If I were to trace DC voltage, one end is where the diode connects to the 5mA bias. The other end would be whatever comes out of pin 7 of the IC chip (and after the 50V cap and 100 ohm resistor). If I were to trace AC signal (i.e. I would have to trace an input signal of some kind), I'm thinking that would be before the .1, 50V cap that feeds chip pin 3 and after the pin 1 output that feeds the 100 ohm resistor.
What I'm after is where in the circuit the signal I'm feeding into it is becoming distorted. I'm thinking that as long as I can pick an entry point and an exit point in that circuit, I should be able to see at which point in the circuit (or which component in the circuit) the signal or the current is becoming "unwanted".
UPDATE: I watched some videos on how to debug a chip and surrounding circuit using an oscilloscope so I'm on my way ! Good ol' internet - always there when needed.
Thorn -- The connections on the schematic are correct.

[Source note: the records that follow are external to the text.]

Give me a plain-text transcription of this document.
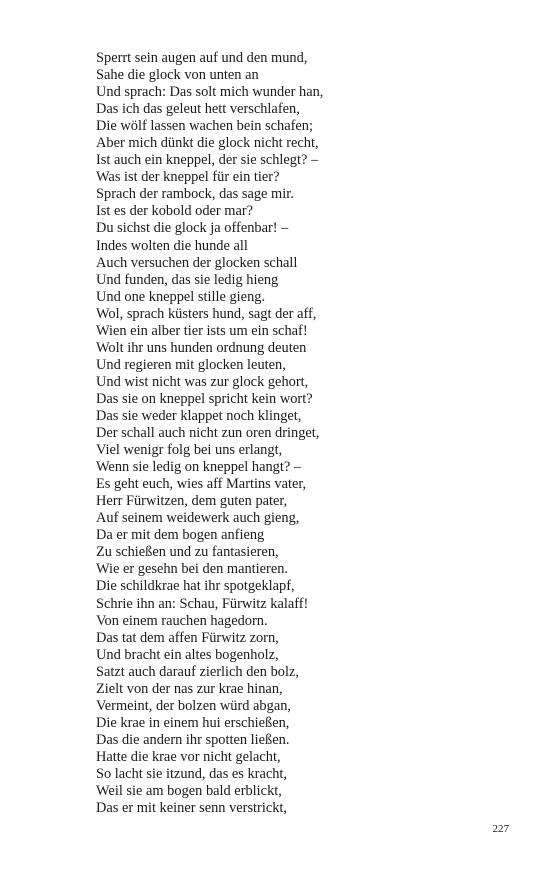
Sperrt sein augen auf und den mund,
Sahe die glock von unten an
Und sprach: Das solt mich wunder han,
Das ich das geleut hett verschlafen,
Die wölf lassen wachen bein schafen;
Aber mich dünkt die glock nicht recht,
Ist auch ein kneppel, der sie schlegt? –
Was ist der kneppel für ein tier?
Sprach der rambock, das sage mir.
Ist es der kobold oder mar?
Du sichst die glock ja offenbar! –
Indes wolten die hunde all
Auch versuchen der glocken schall
Und funden, das sie ledig hieng
Und one kneppel stille gieng.
Wol, sprach küsters hund, sagt der aff,
Wien ein alber tier ists um ein schaf!
Wolt ihr uns hunden ordnung deuten
Und regieren mit glocken leuten,
Und wist nicht was zur glock gehort,
Das sie on kneppel spricht kein wort?
Das sie weder klappet noch klinget,
Der schall auch nicht zun oren dringet,
Viel wenigr folg bei uns erlangt,
Wenn sie ledig on kneppel hangt? –
Es geht euch, wies aff Martins vater,
Herr Fürwitzen, dem guten pater,
Auf seinem weidewerk auch gieng,
Da er mit dem bogen anfieng
Zu schießen und zu fantasieren,
Wie er gesehn bei den mantieren.
Die schildkrae hat ihr spotgeklapf,
Schrie ihn an: Schau, Fürwitz kalaff!
Von einem rauchen hagedorn.
Das tat dem affen Fürwitz zorn,
Und bracht ein altes bogenholz,
Satzt auch darauf zierlich den bolz,
Zielt von der nas zur krae hinan,
Vermeint, der bolzen würd abgan,
Die krae in einem hui erschießen,
Das die andern ihr spotten ließen.
Hatte die krae vor nicht gelacht,
So lacht sie itzund, das es kracht,
Weil sie am bogen bald erblickt,
Das er mit keiner senn verstrickt,
227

It is the connections between terminals 1&2 and 6&7 (which are connections external to the chip that need to be made) that cause the two op-amps on the chip to operate in unity gain mode (i.e. providing no gain or loss of the signal presented to the amps).

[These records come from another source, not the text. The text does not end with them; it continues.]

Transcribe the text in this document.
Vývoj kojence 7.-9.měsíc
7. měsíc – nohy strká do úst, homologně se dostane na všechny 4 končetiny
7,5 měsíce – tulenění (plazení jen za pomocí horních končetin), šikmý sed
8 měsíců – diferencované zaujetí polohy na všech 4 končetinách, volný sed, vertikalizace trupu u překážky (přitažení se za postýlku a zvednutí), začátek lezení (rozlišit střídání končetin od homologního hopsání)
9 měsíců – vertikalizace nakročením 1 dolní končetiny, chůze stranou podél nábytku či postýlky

Question: If you disconnect the connections to the wipers of the volume control, does the loud buzzing noise go away?
Thanks, Dave, for the response. I'll have to open her up and reconnect the board. I'll post back.
Dave - If I connect only the GND and B- to the 500-C chassis, and then I touch the LEFT IN and RIGHT IN from the Unity Gain board to the center tabs of the volume control without disconnecting the existing leads to the center tabs, I get a reduced volume but no distortion. If I connect the LEFT OUT and RIGHT OUT from the board to the center tabs, I get the reduced volume AND THE DISTORTION.
I also found out that if I touch either of the IN leads from the board to either center volume tab (again without removing the existing leads on the center tabs), and I touch with my hand either of the OUT leads from the board, I get the distortion. It sounds like a 60 Hz ground hum.
Did you want me to do these tests with the existing leads removed from the center tabs? Thorne
UPDATE: Some other interesting facts... I traced the B- through the Unity Gain board. B- coming into the board reads -22 VDC. That goes into pin 4 of the LF353N chip. Following along, on the other side of the 47K resistor, the reading is -10.5VDC. That voltage goes into the 1M resistor, which goes into pin 3 of the chip, at which point reads -1.5VDC. Following the -10.5VDC, that goes into another 1M that goes into pin 5 and at pin 5 reads -1.5VDC. What's interesting is that pin 7 sometimes reads 0.6VDC and at other times it reads 0V. But when it reads 0.6VDC, the other side of the .22uF 50V cap always reads 0VDC. Does that make sense? The same test point reads between 2.7mVAC and 3.1mVAC. Same readings on the other channel.
I wonder if op-amp is damaged in soldering or by static discharge. I used socket from Mouser #575-293308.